Validation of an FBA model for Pichia pastoris in chemostat cultures
Text Complet
Compartir
Constraint-based metabolic models and flux balance analysis (FBA) have been extensively used in the
last years to investigate the behavior of cells and also as basis for different industrial applications. In this context,
this work provides a validation of a small-sized FBA model of the yeast Pichia pastoris. Our main objective is testing
how accurate is the hypothesis of maximum growth to predict the behavior of P. pastoris in a range of experimental
environments.
Results: A constraint-based model of P. pastoris was previously validated using metabolic flux analysis (MFA). In this
paper we have verified the model ability to predict the cells behavior in different conditions without introducing
measurements, experimental parameters, or any additional constraint, just by assuming that cells will make the best use
of the available resources to maximize its growth. In particular, we have tested FBA model ability to: (a) predict growth
yields over single substrates (glucose, glycerol, and methanol); (b) predict growth rate, substrate uptakes, respiration
rates, and by-product formation in scenarios where different substrates are available (glucose, glycerol, methanol, or
mixes of methanol and glycerol); (c) predict the different behaviors of P. pastoris cultures in aerobic and hypoxic
conditions for each single substrate. In every case, experimental data from literature are used as validation.
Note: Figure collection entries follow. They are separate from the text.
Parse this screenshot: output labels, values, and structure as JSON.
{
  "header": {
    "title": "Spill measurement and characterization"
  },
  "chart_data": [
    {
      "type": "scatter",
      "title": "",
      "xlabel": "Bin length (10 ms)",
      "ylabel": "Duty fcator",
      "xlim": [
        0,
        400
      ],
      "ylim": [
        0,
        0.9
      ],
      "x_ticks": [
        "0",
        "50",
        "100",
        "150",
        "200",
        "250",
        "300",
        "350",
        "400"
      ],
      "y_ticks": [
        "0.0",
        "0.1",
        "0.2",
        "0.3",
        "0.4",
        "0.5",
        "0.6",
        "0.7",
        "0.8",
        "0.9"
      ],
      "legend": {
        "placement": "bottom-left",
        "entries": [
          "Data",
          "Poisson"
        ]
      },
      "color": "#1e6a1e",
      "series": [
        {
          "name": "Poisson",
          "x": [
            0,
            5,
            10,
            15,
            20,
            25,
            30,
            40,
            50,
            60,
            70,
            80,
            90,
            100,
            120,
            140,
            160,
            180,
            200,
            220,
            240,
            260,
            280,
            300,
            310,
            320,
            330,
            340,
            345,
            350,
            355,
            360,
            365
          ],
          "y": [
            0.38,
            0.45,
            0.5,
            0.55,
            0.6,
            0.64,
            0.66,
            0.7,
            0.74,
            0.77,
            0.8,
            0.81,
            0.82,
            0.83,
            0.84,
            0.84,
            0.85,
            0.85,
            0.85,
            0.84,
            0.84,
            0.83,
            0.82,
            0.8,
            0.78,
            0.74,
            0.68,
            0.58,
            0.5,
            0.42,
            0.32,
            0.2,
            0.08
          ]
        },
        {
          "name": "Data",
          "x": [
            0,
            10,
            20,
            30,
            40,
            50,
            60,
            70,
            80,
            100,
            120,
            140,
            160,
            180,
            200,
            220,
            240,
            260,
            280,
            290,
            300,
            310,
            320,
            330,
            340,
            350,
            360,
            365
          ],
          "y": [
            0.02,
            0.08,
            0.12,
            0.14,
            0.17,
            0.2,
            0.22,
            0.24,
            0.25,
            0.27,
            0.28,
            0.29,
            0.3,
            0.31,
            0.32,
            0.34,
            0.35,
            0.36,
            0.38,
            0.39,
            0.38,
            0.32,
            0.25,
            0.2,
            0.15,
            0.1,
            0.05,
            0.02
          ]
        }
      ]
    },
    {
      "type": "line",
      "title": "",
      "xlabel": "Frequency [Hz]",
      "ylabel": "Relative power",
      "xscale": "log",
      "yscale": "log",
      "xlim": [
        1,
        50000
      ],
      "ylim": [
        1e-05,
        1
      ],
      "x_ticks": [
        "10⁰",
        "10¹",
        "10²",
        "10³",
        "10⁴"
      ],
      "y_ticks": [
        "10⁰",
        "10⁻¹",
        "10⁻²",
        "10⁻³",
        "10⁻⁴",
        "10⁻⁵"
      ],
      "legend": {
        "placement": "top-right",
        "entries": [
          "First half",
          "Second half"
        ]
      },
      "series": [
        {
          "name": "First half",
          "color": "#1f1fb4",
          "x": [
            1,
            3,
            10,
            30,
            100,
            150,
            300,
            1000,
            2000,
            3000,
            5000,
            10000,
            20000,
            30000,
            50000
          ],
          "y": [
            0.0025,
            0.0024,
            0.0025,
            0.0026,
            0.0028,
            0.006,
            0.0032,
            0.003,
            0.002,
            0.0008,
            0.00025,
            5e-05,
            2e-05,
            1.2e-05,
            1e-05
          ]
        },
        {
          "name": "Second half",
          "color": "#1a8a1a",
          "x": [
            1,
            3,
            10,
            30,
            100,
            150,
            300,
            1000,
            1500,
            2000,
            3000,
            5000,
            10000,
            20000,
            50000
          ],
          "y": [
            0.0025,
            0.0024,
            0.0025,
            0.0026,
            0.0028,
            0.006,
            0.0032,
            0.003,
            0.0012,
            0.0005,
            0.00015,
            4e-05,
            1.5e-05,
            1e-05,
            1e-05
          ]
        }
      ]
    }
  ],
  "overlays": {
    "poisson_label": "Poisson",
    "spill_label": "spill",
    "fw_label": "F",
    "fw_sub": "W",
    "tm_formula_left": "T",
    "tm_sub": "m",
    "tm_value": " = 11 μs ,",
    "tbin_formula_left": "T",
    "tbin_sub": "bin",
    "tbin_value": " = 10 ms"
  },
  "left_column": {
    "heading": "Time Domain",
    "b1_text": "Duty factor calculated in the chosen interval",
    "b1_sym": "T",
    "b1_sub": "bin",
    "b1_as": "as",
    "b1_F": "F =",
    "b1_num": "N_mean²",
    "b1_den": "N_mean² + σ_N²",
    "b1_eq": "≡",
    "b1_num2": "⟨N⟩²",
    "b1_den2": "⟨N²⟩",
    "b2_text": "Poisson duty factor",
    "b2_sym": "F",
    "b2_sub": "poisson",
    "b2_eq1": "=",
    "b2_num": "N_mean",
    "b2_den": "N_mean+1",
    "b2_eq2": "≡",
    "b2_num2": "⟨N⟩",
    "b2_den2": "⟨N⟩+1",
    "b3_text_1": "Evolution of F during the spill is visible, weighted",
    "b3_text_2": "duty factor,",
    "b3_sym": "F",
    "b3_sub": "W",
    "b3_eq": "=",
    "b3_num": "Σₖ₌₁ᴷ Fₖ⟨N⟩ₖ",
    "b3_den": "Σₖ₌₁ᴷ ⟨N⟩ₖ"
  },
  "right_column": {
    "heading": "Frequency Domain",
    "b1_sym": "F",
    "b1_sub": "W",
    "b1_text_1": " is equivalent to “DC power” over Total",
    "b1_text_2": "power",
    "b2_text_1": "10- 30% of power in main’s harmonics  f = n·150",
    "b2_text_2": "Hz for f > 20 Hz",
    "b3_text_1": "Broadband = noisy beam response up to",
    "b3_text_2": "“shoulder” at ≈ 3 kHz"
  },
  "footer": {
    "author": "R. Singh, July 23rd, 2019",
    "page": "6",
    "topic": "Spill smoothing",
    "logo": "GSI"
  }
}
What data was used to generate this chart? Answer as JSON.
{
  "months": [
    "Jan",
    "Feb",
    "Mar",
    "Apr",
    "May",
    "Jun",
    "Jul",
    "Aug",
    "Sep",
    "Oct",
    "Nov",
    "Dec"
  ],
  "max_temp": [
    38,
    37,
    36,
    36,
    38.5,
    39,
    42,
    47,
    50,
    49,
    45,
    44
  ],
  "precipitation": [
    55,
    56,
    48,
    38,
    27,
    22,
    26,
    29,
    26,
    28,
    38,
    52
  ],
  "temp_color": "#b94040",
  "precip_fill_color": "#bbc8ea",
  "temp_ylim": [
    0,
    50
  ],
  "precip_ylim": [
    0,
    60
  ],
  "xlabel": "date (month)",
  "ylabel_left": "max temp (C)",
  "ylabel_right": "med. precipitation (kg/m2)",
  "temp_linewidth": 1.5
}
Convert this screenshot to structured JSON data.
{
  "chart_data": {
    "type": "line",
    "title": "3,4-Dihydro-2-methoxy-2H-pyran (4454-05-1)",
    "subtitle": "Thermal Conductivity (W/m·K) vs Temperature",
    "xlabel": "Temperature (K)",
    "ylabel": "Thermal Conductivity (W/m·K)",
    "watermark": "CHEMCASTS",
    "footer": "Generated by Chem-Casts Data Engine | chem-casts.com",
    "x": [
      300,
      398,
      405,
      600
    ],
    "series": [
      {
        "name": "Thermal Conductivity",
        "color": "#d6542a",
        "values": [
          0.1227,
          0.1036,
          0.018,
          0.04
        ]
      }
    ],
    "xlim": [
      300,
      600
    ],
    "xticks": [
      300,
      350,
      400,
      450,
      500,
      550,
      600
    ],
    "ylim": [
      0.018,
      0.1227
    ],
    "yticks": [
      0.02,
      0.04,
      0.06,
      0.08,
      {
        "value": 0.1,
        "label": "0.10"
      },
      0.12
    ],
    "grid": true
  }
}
Conclusions: We conclude that our predictions based on growth maximisation are reasonably accurate, but still far
from perfect. The deviations are significant in scenarios where P. pastoris grows on methanol, suggesting that the
hypothesis of maximum growth could be not dominating in these situations. However, predictions are much better
when glycerol or glucose are used as substrates. In these scenarios, even if our FBA model is small and imposes a
strong assumption regarding how cells will regulate their metabolic fluxes, it provides reasonably good predictions in
terms of growth, substrate preference, product formation, and respiration rates.